Flieht Polanski, müssen Strafvollzugsbehörden plötzlich erklären, weshalb Fussfesseln im normalen Strafvollzug trotzdem sinnvoll sind. Das ist ein unnötiges Spiel mit dem Feuer.

Der Regisseur Roman Polanski sitzt derzeit in seinem Chalet in Gstaad und wartet auf seine Auslieferung in die USA, wo ihn möglicherweise ein Strafverfahren erwartet, weil er vor 32 Jahren ein Mädchen missbraucht haben soll.

Es bestehe „hohe Fluchtgefahr“, stellte selbst das Bundesstrafgericht am 24. November 2009 fest, als es Polanski erlaubte, vom Winterthurer Gefängnis nach Gstaad zu zügeln (RR.2009.329). Deshalb musste der Regisseur 4,5 Millionen Franken bar hinterlegen, seine Ausweise abgeben und eine Fussfessel anziehen.

Damit entstand in der Öffentlichkeit der Eindruck, diese elektronische Fussfessel könne eine Flucht verhindern oder zumindest der Polizei helfen, einen flüchtenden Polanski schnell einzufangen.

Das ist falsch und möglicherweise fatal. Eine Fussfessel ist schnell abgeschnitten. Da würde auch ein GPS nichts helfen. Sie erleichtert der Polizei nur die Kontrolle, ob Polanski noch in seinem Chalet sitzt. So schreiben denn auch die Bundesstrafreichter ganz offenherzig in Ihrem Entscheid, mit Fussfesseln könne man „eine Flucht nicht verhindern, sondern lediglich (nachträglich) feststellen.

Im normalen Strafvollzug ist das kein Problem, weil die Fussfesselträger kein Interesse an einer Flucht haben. Die elektronische Fussfessel ermöglicht es ihnen nämlich, sozial integriert zu bleiben. Sie können zuhause wohnen und arbeiten gehen, sind nur in ihrer Freizeit am Abend und am Wochenende eingeschränkt. Oft weiss der Arbeitgeber nicht, dass sein Arbeitnehmer im Strafvollzug ist.

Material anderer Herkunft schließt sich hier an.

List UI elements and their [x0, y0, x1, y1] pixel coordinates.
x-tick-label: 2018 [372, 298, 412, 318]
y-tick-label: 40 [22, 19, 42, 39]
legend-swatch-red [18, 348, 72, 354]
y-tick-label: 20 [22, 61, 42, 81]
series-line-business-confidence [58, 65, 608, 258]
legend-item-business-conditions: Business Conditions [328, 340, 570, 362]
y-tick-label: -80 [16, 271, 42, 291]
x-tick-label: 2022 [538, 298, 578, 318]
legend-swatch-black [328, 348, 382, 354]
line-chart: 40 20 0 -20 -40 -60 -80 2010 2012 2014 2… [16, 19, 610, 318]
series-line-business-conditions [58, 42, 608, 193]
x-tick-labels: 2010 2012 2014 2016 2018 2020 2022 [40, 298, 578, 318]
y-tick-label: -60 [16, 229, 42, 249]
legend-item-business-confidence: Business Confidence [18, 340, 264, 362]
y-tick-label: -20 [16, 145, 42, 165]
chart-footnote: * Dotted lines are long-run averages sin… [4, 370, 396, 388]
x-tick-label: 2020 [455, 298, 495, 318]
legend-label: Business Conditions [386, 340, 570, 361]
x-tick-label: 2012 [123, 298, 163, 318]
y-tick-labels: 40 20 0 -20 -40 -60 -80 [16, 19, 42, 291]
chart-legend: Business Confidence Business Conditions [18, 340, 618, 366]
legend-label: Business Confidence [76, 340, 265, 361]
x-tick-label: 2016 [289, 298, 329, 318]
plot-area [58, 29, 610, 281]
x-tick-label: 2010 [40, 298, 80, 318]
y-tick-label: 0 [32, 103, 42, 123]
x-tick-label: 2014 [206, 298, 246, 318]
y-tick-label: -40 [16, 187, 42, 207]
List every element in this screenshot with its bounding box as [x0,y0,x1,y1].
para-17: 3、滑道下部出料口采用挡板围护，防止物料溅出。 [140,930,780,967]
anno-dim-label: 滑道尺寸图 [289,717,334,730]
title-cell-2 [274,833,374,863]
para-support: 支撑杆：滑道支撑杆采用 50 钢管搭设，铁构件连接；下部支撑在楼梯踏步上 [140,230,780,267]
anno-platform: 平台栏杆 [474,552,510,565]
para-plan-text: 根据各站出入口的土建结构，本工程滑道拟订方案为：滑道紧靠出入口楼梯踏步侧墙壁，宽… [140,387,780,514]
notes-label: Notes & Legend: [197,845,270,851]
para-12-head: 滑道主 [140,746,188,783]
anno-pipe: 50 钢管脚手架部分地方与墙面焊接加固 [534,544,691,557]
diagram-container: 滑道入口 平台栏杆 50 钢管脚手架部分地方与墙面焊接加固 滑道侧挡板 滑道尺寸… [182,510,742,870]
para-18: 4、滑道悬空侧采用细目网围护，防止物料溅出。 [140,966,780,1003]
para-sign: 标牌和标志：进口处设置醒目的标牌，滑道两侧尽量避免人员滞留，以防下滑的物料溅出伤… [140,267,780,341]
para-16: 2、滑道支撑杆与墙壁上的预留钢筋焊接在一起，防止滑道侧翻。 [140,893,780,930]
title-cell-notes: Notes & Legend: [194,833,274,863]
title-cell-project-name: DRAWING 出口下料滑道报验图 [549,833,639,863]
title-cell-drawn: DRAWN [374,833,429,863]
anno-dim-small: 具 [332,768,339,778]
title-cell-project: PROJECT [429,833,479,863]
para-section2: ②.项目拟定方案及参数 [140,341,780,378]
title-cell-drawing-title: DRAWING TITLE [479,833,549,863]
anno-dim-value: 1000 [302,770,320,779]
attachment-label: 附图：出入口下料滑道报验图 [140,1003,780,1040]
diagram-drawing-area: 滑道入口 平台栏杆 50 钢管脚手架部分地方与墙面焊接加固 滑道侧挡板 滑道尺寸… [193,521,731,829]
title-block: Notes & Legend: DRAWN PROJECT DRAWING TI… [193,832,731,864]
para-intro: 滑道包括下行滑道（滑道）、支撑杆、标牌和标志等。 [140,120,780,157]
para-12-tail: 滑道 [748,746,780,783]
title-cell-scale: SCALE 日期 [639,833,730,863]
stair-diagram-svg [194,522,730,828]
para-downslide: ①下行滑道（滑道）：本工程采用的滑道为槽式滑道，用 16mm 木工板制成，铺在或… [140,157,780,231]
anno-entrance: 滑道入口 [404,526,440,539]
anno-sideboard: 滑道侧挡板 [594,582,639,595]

Würde ein solcher Täter fliehen, würde er seine Situation erst öffentlich und damit erst richtig schlimm machen. Deshalb sind seit 1999, als die Fussfesseln in sieben Pilotkantonen eingeführt wurden, kaum Verurteilte geflohen. Und diese Art des Strafvollzugs hat sich bewährt. So hat der Bundesrat die Versuchsphase soeben bis 2015 verlängert.

Ganz anders liegt der Fall aber bei Auslieferungs- oder Untersuchungshaft: Da besteht meist die Gefahr, dass ein mutmasslicher Täter fliehen könnte – wie bei Polanski. Trotzdem hat das Bundesgericht die elektronische Fussfessel in der Auslieferungshaft am 13. Oktober 2009 erlaubt (BGE 1C_381/2009), und die neue eidgenössische Strafprozessordnung sieht diese Art des Vollzuges ab 2011 auch bei Untersuchungshaft vor.

Das ist ein Spiel mit dem Feuer, denn flieht je einmal ein Auslieferungshäftling aus dem Hausarrest, geraten Fussfesseln generell in die Kritik, und dies könnte auch ihr Ende im normalen Strafvollzug bedeuten, wo sie durchaus sinnvoll sind.